When the athletic department released the new logo on social media, one Facebook commenter on the Ithaca College Athletics page summed up the ho-hum attitude toward the new logo, “That’s it? That’s what all the hype was about? Nice logo though.”
The solid blue, bold letters are a step up from the previous logo, but aside from the shield, not much else is different. The word “Ithaca” is more distinguished in bold print, and the yellow swoosh was replaced with a shield outlining the words “Ithaca Athletics.”
For the most part, it seems like the Office of Intercollegiate Athletics made the simplest choice possible that would irritate the fewest number of people.
To be fair, the new logo has brought about necessary changes to the athletics office branding — including a newly developed website and a solution to the lack of consistency in uniforms — as one of the biggest selling points was that student-athletes requested to become more unified as a collective athletic program.

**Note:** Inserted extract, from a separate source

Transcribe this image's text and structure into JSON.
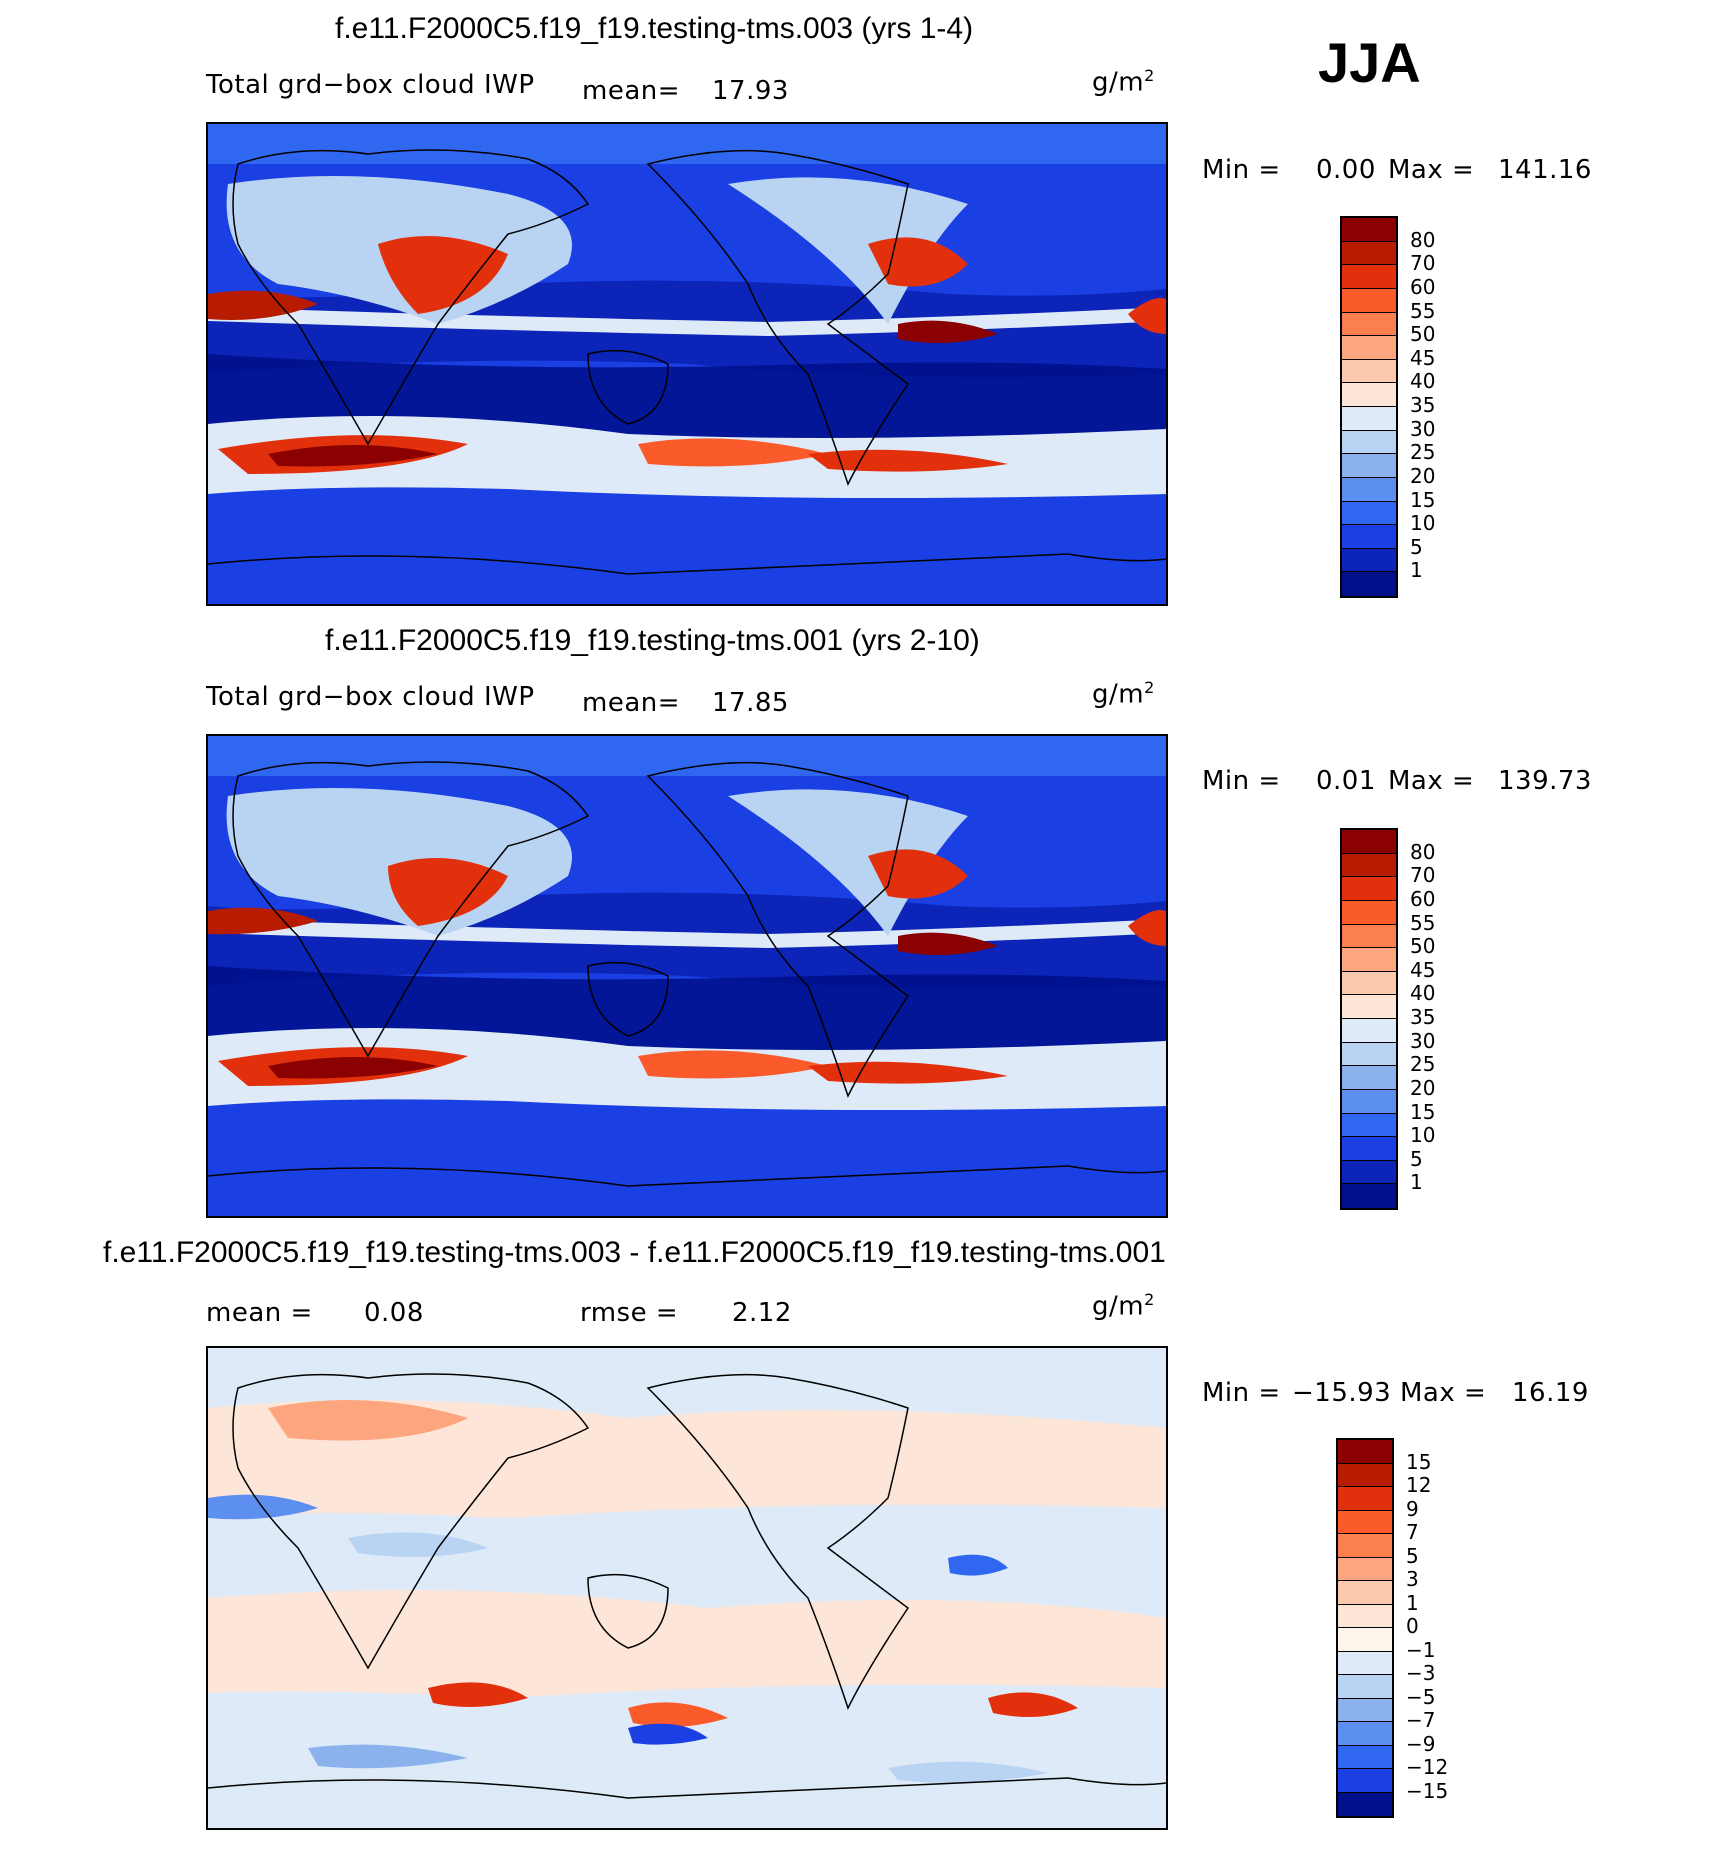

Before the new logo, the athletics office said the biggest concern of student-athletes was not feeling like they belonged to the same department. But each varsity team still has its own identity based on its performance on the field and the relationships among teammates. Each team also has its independent goals, and it’s difficult to imagine that having a shared logo will make teams play better or be more respected by their opponents.
At the same time, it wasn’t the alumni, student-athletes or even the student body making the final decisions on a logo. The college hired SME Branding, a brand-building and design consultancy firm in New York City, in November 2013 to execute the design of a new logo. Though focus group discussions and community feedback were parts of the process, the athletic department made the final decision.

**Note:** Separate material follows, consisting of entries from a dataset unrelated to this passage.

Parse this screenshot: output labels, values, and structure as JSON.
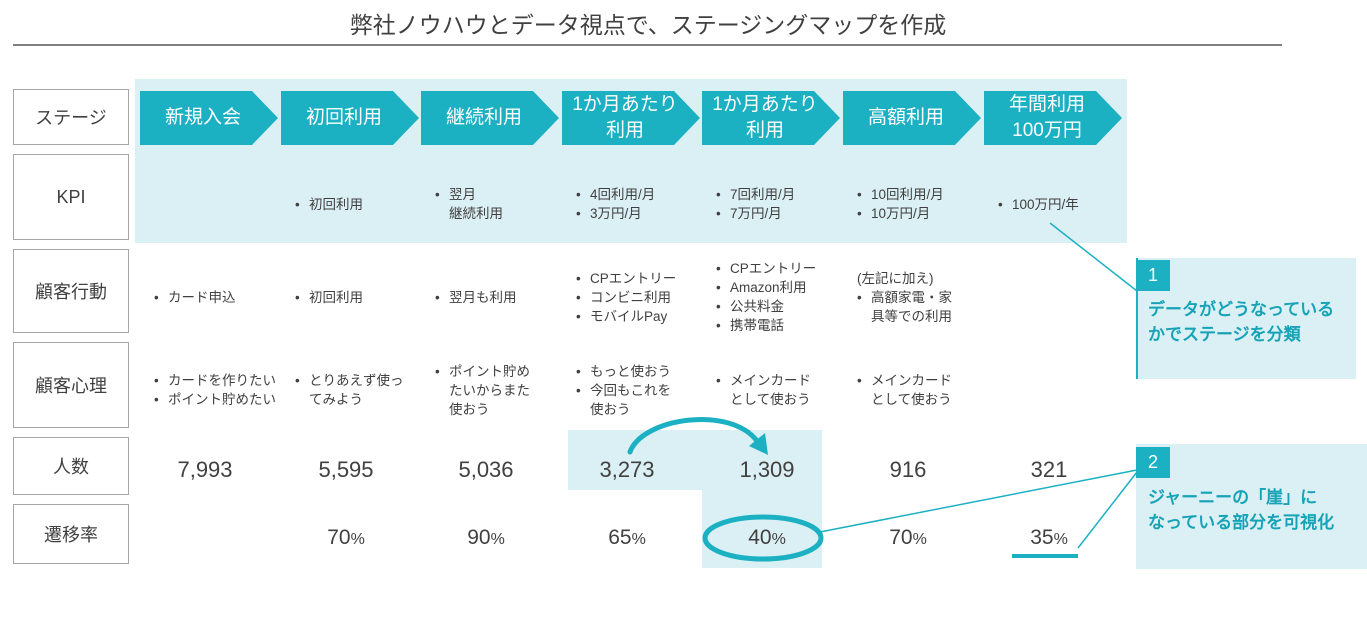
{
  "title": "弊社ノウハウとデータ視点で、ステージングマップを作成",
  "row_labels": {
    "stage": "ステージ",
    "kpi": "KPI",
    "action": "顧客行動",
    "psychology": "顧客心理",
    "count": "人数",
    "rate": "遷移率"
  },
  "stages": [
    {
      "name": "新規入会",
      "actions": [
        "カード申込"
      ],
      "psychology": [
        "カードを作りたい",
        "ポイント貯めたい"
      ],
      "count": "7,993"
    },
    {
      "name": "初回利用",
      "kpi": [
        "初回利用"
      ],
      "actions": [
        "初回利用"
      ],
      "psychology": [
        "とりあえず使っ\nてみよう"
      ],
      "count": "5,595",
      "rate": "70"
    },
    {
      "name": "継続利用",
      "kpi": [
        "翌月\n継続利用"
      ],
      "actions": [
        "翌月も利用"
      ],
      "psychology": [
        "ポイント貯め\nたいからまた\n使おう"
      ],
      "count": "5,036",
      "rate": "90"
    },
    {
      "name": "1か月あたり\n利用",
      "kpi": [
        "4回利用/月",
        "3万円/月"
      ],
      "actions": [
        "CPエントリー",
        "コンビニ利用",
        "モバイルPay"
      ],
      "psychology": [
        "もっと使おう",
        "今回もこれを\n使おう"
      ],
      "count": "3,273",
      "rate": "65"
    },
    {
      "name": "1か月あたり\n利用",
      "kpi": [
        "7回利用/月",
        "7万円/月"
      ],
      "actions": [
        "CPエントリー",
        "Amazon利用",
        "公共料金",
        "携帯電話"
      ],
      "psychology": [
        "メインカード\nとして使おう"
      ],
      "count": "1,309",
      "rate": "40"
    },
    {
      "name": "高額利用",
      "kpi": [
        "10回利用/月",
        "10万円/月"
      ],
      "action_note": "(左記に加え)",
      "actions": [
        "高額家電・家\n具等での利用"
      ],
      "psychology": [
        "メインカード\nとして使おう"
      ],
      "count": "916",
      "rate": "70"
    },
    {
      "name": "年間利用\n100万円",
      "kpi": [
        "100万円/年"
      ],
      "count": "321",
      "rate": "35"
    }
  ],
  "rate_unit": "%",
  "callouts": [
    {
      "number": "1",
      "text": "データがどうなっている\nかでステージを分類"
    },
    {
      "number": "2",
      "text": "ジャーニーの「崖」に\nなっている部分を可視化"
    }
  ],
  "colors": {
    "accent": "#1cb0c3",
    "accent_light": "#dbf0f4",
    "callout_text": "#17a3b7",
    "text": "#404040",
    "border": "#a6a6a6"
  }
}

The college could have made this process more fun by asking its art department, or even the Ithaca community, to put the new logo to a contest. No offense to SME Branding, but having a new logo designed from a student or community representative of the college would have helped involve the student body rather than outsourcing the project to an outside company. It also would have saved the college the money that went into the nearly year-long process.
Sure, if the idea for student logos didn’t fit what the student-athletes, the alumni or the athletic department were looking for, then it would have been perfectly reasonable to call up an outside company.
Change is hard, and we’ll survive with this new logo, but please spare us the reasoning that it brings more athletes together. In the end, I think it just made us all forget about the mascot search debacle back in 2011.